Clustering in dynamical dark energy: observational constraints from DESI, CMB, and supernovae

TL;DR

This study uses recent cosmological data to analyze dark energy clustering, constraining its properties and behavior, and finds a mild preference for dynamical dark energy without significant clustering evidence.

Contribution

It compares two frameworks for dark energy perturbations and provides new constraints on the effective sound speed using DESI, Planck, and supernova data.

Findings

Dark energy perturbation remains unconstrained in some models

Small sound speed favored in EFT framework

Dynamical dark energy shows a 3.4 sigma deviation from Lambda CDM

Abstract

We investigate the clustering properties of dynamical dark energy using the latest cosmological observations. We describe the dark energy perturbation within two complementary frameworks, namely the Parameterized Post-Friedmann (PPF) approach and the Effective Field Theory (EFT) of dark energy. Using DESI DR2 baryon acoustic oscillations together with Planck 2018 CMB data and the Union3 supernova sample, we constrain the effective sound speed of dark energy in both the $w$CDM and $w_0w_a$CDM backgrounds. Within the PPF description, the sound speed remains unconstrained for $w$CDM, while for the $w_0w_a$CDM case we obtain $\log_{10} c_s^2 = -3.00^{+2.9}_{-0.99}$. Additionally, in the EFT framework, both models favor a small sound speed, with a mean value $c_s^2 \simeq 0.3$--$0.4$ but with significant uncertainties. For dynamical dark energy, the reconstructed equation of state clearly exhibits a quintom-B behavior, and its deviation from $\Lambda$CDM reaches $3.42\sigma$, rising to $3.63\sigma$ when PPF perturbations are included and reducing to $3.19\sigma$ in the EFT case.

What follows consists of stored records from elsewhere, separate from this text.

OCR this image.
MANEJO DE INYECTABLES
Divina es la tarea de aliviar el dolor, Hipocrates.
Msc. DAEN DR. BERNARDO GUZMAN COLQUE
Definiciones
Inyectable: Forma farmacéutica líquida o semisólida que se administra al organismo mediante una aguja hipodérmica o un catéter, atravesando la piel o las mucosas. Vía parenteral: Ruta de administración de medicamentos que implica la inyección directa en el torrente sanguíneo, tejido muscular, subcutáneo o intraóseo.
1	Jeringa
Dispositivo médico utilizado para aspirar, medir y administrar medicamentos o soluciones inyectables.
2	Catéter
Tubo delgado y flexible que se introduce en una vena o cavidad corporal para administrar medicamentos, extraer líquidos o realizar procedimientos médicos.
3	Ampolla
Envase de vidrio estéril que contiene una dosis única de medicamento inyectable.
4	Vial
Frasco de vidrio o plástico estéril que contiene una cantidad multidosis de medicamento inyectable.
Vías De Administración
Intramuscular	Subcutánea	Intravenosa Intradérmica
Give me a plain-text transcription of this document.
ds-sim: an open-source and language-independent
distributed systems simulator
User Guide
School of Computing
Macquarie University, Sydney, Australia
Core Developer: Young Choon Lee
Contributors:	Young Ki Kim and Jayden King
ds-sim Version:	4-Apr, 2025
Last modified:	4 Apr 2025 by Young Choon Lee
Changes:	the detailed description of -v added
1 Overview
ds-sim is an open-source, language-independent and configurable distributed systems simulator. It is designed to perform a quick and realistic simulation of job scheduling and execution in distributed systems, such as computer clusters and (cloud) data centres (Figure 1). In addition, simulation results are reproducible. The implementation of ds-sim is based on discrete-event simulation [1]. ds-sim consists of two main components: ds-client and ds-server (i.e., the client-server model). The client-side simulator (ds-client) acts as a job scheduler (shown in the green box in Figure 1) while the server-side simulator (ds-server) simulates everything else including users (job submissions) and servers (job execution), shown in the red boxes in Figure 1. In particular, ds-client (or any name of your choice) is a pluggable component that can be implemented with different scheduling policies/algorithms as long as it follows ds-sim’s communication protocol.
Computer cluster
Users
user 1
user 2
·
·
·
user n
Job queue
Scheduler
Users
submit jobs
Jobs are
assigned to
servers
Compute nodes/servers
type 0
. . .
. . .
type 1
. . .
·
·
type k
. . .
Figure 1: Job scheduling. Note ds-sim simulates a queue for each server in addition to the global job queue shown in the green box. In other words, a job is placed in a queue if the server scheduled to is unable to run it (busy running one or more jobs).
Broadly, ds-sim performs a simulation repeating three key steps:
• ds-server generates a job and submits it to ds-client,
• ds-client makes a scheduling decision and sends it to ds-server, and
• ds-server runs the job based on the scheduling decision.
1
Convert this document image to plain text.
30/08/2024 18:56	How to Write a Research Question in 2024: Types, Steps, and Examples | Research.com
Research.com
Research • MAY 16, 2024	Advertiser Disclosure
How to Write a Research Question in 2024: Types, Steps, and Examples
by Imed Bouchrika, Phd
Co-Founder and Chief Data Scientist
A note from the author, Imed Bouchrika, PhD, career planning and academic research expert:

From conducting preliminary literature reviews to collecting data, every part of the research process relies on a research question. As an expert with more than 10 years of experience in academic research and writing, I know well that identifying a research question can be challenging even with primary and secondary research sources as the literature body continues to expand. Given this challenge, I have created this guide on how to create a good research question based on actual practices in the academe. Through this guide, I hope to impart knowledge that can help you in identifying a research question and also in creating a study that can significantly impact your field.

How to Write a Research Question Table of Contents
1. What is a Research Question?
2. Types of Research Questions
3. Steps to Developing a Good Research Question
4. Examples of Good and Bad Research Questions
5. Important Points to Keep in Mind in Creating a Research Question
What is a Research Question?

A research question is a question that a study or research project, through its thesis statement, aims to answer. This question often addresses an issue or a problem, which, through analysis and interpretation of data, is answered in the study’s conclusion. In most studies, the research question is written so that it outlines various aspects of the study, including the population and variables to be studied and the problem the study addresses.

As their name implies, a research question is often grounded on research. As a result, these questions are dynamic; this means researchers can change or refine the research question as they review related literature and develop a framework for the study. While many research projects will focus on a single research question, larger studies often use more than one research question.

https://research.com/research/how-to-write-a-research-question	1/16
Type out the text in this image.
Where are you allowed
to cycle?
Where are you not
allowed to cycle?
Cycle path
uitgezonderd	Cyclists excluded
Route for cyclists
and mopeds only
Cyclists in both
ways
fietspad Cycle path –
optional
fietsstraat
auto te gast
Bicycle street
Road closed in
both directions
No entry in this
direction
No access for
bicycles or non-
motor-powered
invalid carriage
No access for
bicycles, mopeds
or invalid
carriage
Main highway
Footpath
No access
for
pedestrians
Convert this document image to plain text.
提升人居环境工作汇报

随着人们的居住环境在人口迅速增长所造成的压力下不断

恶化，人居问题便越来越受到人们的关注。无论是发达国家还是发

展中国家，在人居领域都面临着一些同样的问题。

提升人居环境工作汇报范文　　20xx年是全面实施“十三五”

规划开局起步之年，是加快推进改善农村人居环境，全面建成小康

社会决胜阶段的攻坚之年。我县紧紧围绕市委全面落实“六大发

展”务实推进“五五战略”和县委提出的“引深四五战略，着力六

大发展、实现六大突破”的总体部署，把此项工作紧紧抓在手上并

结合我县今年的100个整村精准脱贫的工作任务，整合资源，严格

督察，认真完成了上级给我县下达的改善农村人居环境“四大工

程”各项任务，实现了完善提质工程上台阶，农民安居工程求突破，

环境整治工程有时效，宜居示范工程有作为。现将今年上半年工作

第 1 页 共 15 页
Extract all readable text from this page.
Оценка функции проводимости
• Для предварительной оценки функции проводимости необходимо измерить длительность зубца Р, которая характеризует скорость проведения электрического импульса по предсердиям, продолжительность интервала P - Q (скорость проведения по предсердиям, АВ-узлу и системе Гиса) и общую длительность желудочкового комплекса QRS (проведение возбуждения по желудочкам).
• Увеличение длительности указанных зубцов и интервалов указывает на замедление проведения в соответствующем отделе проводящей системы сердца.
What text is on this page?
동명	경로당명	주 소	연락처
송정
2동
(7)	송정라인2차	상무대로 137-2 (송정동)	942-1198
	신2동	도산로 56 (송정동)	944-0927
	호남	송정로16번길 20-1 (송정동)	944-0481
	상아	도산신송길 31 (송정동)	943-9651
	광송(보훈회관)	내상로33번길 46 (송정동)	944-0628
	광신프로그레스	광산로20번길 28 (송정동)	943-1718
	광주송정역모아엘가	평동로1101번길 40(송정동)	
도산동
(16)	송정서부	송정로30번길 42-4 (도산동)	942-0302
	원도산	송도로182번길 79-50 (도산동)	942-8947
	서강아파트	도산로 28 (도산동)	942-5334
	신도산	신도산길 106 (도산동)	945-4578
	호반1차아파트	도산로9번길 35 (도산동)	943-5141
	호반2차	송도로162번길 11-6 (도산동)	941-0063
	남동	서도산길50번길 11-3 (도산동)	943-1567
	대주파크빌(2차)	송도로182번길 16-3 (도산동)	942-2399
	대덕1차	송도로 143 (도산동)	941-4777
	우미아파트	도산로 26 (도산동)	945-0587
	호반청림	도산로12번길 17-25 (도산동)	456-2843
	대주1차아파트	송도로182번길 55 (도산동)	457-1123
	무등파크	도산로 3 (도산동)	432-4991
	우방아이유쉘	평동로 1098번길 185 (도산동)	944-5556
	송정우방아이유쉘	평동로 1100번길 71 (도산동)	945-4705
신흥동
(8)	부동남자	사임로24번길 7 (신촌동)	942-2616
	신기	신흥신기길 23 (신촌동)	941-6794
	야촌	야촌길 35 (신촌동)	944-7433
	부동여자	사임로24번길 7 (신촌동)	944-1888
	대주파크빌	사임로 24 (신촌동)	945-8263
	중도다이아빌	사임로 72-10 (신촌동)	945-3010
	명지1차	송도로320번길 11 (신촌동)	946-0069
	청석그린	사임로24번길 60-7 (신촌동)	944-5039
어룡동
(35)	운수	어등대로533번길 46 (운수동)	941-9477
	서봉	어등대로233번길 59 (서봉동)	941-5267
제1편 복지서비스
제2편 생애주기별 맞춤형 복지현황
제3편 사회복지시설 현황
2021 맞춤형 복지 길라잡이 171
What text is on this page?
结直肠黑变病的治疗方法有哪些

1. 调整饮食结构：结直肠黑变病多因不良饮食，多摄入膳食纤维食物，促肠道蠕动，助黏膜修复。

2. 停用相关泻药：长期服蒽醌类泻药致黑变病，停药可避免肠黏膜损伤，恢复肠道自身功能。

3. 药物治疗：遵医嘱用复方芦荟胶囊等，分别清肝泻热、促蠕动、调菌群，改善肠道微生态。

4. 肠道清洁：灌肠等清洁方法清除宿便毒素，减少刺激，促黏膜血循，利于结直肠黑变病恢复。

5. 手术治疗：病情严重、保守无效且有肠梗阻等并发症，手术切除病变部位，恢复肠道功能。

Finally, model comparison using information criteria shows that the $w_0w_a$CDM model with a smooth, non-clustering dark energy component ($c_s^2 = 1$) is preferred by AIC, whereas BIC favors $\Lambda$CDM. In summary, current data indicate a mild preference for dynamical dark energy but no evidence for significant clustering, which implies the need for future high-precision observations to probe the perturbative behavior more definitively.